Creutzfeldt-Jakob disease: reflections on the risk from blood product therapy.

作者信息

Brown P

机构信息

Commissariat à l'Energie Atomique, Fontenay-aux-Roses, France; and Fondation Alliance BioSécure, Les Ulis, France.

出版信息

Haemophilia. 2007 Dec;13 Suppl 5:33-40. doi: 10.1111/j.1365-2516.2007.01572.x.

Abstract

Creutzfeldt-Jakob disease (CJD) was first described as a clinical entity in the 1920s, first transmitted experimentally in 1968, and first transmitted iatrogenically in 1972 (corneal transplant). Numerous experimental studies in rodents, sheep and primates have since revealed very low levels of infectivity in blood (about 1/100 000th the level in brain tissue) that can appear as early as half-way through the incubation period, with 5-10 fold higher concentrations in leucocytes than plasma. Transfused blood from individuals incubating the variant form of CJD has transmitted infection to four recipients in the United Kingdom, and several dozen other recipients remain at risk. Plasma and plasma proteins have not been implicated in any transmissions, and no instance of transmission from the blood of individuals incubating other forms of CJD has been recognized.

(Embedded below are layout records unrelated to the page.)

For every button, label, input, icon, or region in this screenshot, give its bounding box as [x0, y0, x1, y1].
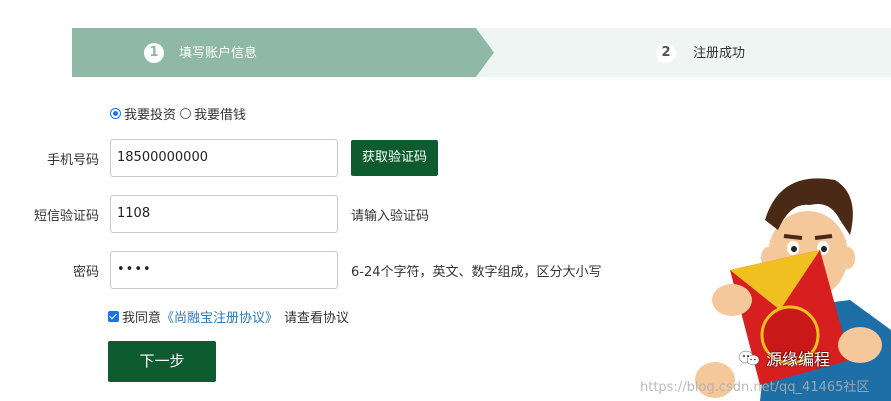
agreement-row: 我同意 《尚融宝注册协议》 请查看协议: [108, 307, 349, 326]
radio-invest[interactable]: [110, 108, 121, 119]
get-code-button[interactable]: 获取验证码: [351, 140, 438, 176]
radio-invest-label[interactable]: 我要投资: [124, 104, 176, 123]
step-1-number: 1: [144, 43, 164, 63]
radio-borrow[interactable]: [180, 108, 192, 119]
step-2-label: 注册成功: [693, 46, 746, 61]
agree-suffix: 请查看协议: [284, 311, 350, 326]
phone-input[interactable]: 18500000000: [110, 139, 338, 177]
sms-code-label: 短信验证码: [33, 209, 99, 224]
step-2-number: 2: [656, 43, 676, 63]
wechat-icon: [738, 350, 760, 366]
password-hint: 6-24个字符，英文、数字组成，区分大小写: [351, 265, 602, 280]
sms-code-hint: 请输入验证码: [351, 209, 430, 224]
step-progress-bar: 1 填写账户信息 2 注册成功: [72, 28, 891, 77]
password-input[interactable]: ••••: [110, 251, 338, 289]
password-label: 密码: [72, 265, 99, 280]
sms-code-input[interactable]: 1108: [110, 195, 338, 233]
agree-prefix: 我同意: [122, 311, 162, 326]
role-radio-group: 我要投资 我要借钱: [110, 104, 250, 123]
phone-label: 手机号码: [46, 153, 99, 168]
wechat-brand-text: 源缘编程: [766, 350, 831, 369]
step-2: 2 注册成功: [477, 28, 891, 77]
agreement-link[interactable]: 《尚融宝注册协议》: [161, 307, 278, 326]
radio-borrow-label[interactable]: 我要借钱: [194, 104, 246, 123]
wechat-brand-overlay: 源缘编程: [738, 346, 830, 370]
next-step-button[interactable]: 下一步: [108, 341, 216, 382]
agree-checkbox[interactable]: [108, 311, 119, 322]
step-1: 1 填写账户信息: [72, 28, 494, 77]
url-watermark: https://blog.csdn.net/qq_41465社区: [640, 380, 870, 395]
step-1-label: 填写账户信息: [179, 46, 258, 61]
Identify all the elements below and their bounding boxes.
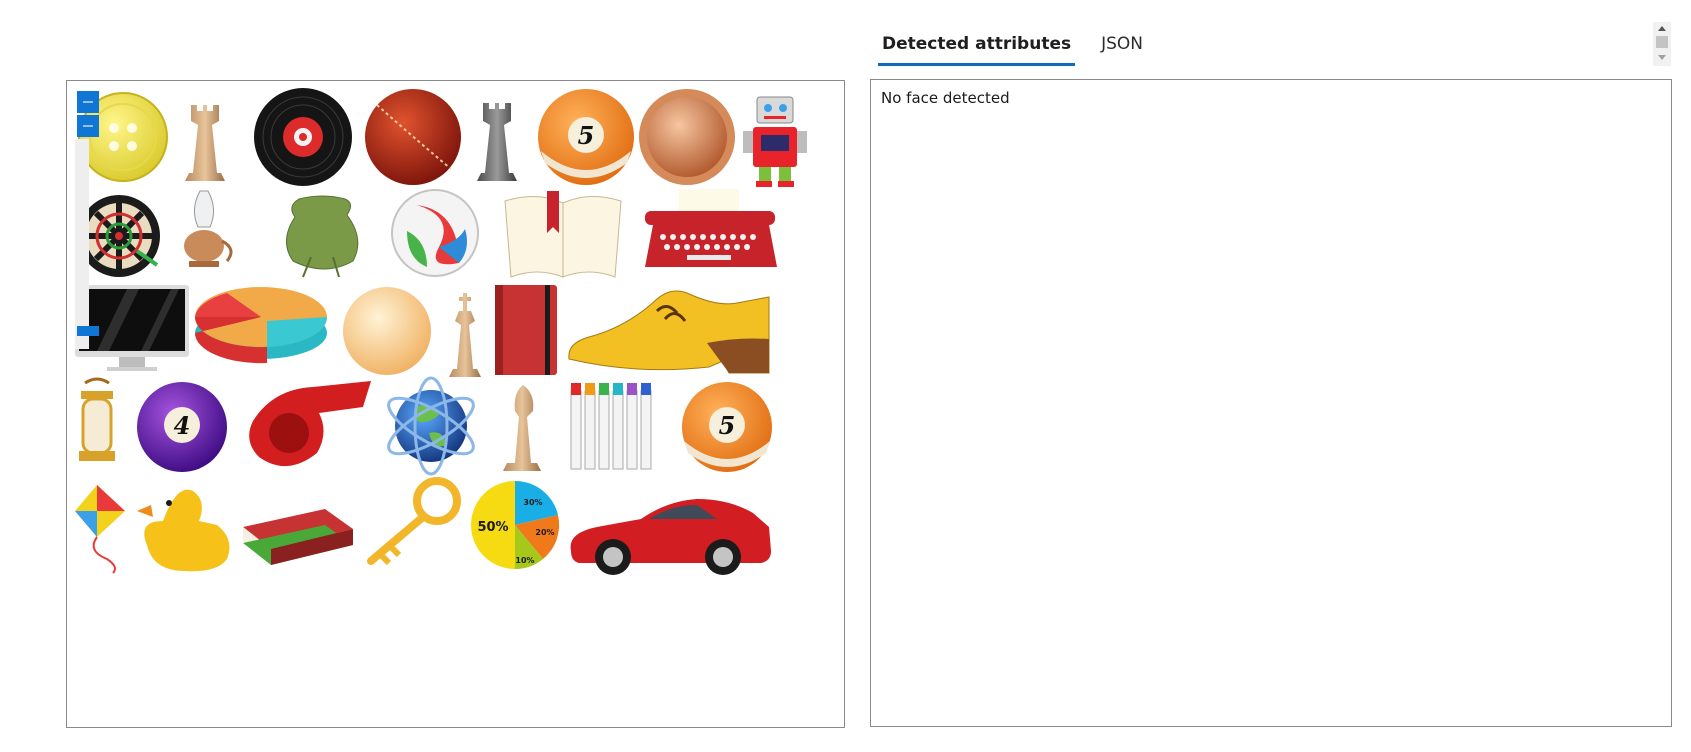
image-panel: 5 4 5 50% 30% 20% 10% (66, 80, 845, 728)
bishop-chess-piece-icon (503, 385, 541, 471)
analyzed-image: 5 4 5 50% 30% 20% 10% (75, 88, 807, 575)
red-car-icon (570, 499, 771, 575)
pie-label-30: 30% (523, 498, 542, 507)
pouch-icon (286, 195, 359, 278)
pie-chart-3d-icon (194, 287, 328, 364)
copper-coin-icon (639, 89, 735, 185)
results-message: No face detected (881, 89, 1010, 107)
open-book-icon (504, 191, 622, 278)
ball-number-label: 4 (174, 411, 191, 440)
scroll-thumb[interactable] (1656, 36, 1668, 48)
pie-label-50: 50% (477, 520, 508, 535)
markers-icon (570, 383, 652, 470)
marble-icon (391, 189, 479, 277)
rook-icon (477, 103, 517, 181)
zoom-controls (77, 91, 99, 139)
whistle-icon (249, 381, 371, 467)
zoom-out-button[interactable] (77, 115, 99, 137)
ball-number-label: 5 (719, 411, 736, 440)
pie-chart-icon: 50% 30% 20% 10% (471, 480, 560, 570)
zoom-slider-thumb[interactable] (77, 326, 99, 336)
rubber-duck-icon (137, 489, 230, 572)
billiard-ball-5-icon: 5 (538, 89, 634, 185)
tabs-scrollbar[interactable] (1653, 22, 1671, 66)
typewriter-icon (645, 189, 777, 267)
globe-icon (387, 376, 475, 476)
results-panel: No face detected (870, 79, 1672, 727)
key-icon (367, 477, 461, 566)
billiard-ball-4-icon: 4 (137, 382, 227, 472)
cricket-ball-icon (365, 89, 461, 185)
oil-lamp-icon (184, 190, 233, 267)
scroll-down-icon[interactable] (1658, 55, 1666, 60)
pie-label-20: 20% (535, 528, 554, 537)
ball-number-label: 5 (578, 121, 595, 150)
zoom-in-button[interactable] (77, 91, 99, 113)
books-icon (243, 509, 353, 565)
king-chess-piece-icon (449, 293, 481, 377)
scroll-up-icon[interactable] (1658, 26, 1666, 31)
kite-icon (75, 485, 125, 574)
shoe-icon (568, 290, 770, 374)
vinyl-record-icon (254, 88, 352, 186)
tab-json[interactable]: JSON (1097, 26, 1147, 66)
tab-detected-attributes[interactable]: Detected attributes (878, 26, 1076, 66)
billiard-ball-5-icon: 5 (682, 382, 772, 472)
rook-icon (185, 105, 225, 181)
robot-icon (743, 96, 807, 187)
results-tabs: Detected attributes JSON (878, 26, 1169, 66)
lantern-icon (79, 377, 115, 461)
ball-icon (343, 287, 431, 375)
zoom-slider-track[interactable] (75, 139, 89, 349)
pie-label-10: 10% (515, 556, 534, 565)
dartboard-icon (78, 195, 160, 277)
notebook-icon (495, 285, 557, 375)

Strategies to prevent iatrogenic transmissions include low-risk sourcing, leucodepletion, and a variety of infectivity-reducing plasma processing steps; screening tests to detect infection in preclinical donors are under development.

摘要

克雅氏病(CJD)于20世纪20年代首次作为一种临床实体被描述,1968年首次通过实验传播,1972年首次医源性传播(角膜移植)。此后,在啮齿动物、绵羊和灵长类动物身上进行的大量实验研究表明,血液中的感染性水平非常低(约为脑组织中感染性水平的1/100000),最早可在潜伏期的一半时出现,白细胞中的浓度比血浆高5至10倍。在英国,来自感染变异型CJD个体的输血已将感染传播给了4名接受者,其他几十名接受者仍处于危险之中。血浆和血浆蛋白尚未涉及任何传播病例,也未发现有感染其他形式CJD个体的血液传播的实例。预防医源性传播的策略包括低风险采血、白细胞去除以及多种降低感染性的血浆处理步骤;检测临床前供体感染的筛查试验正在研发中。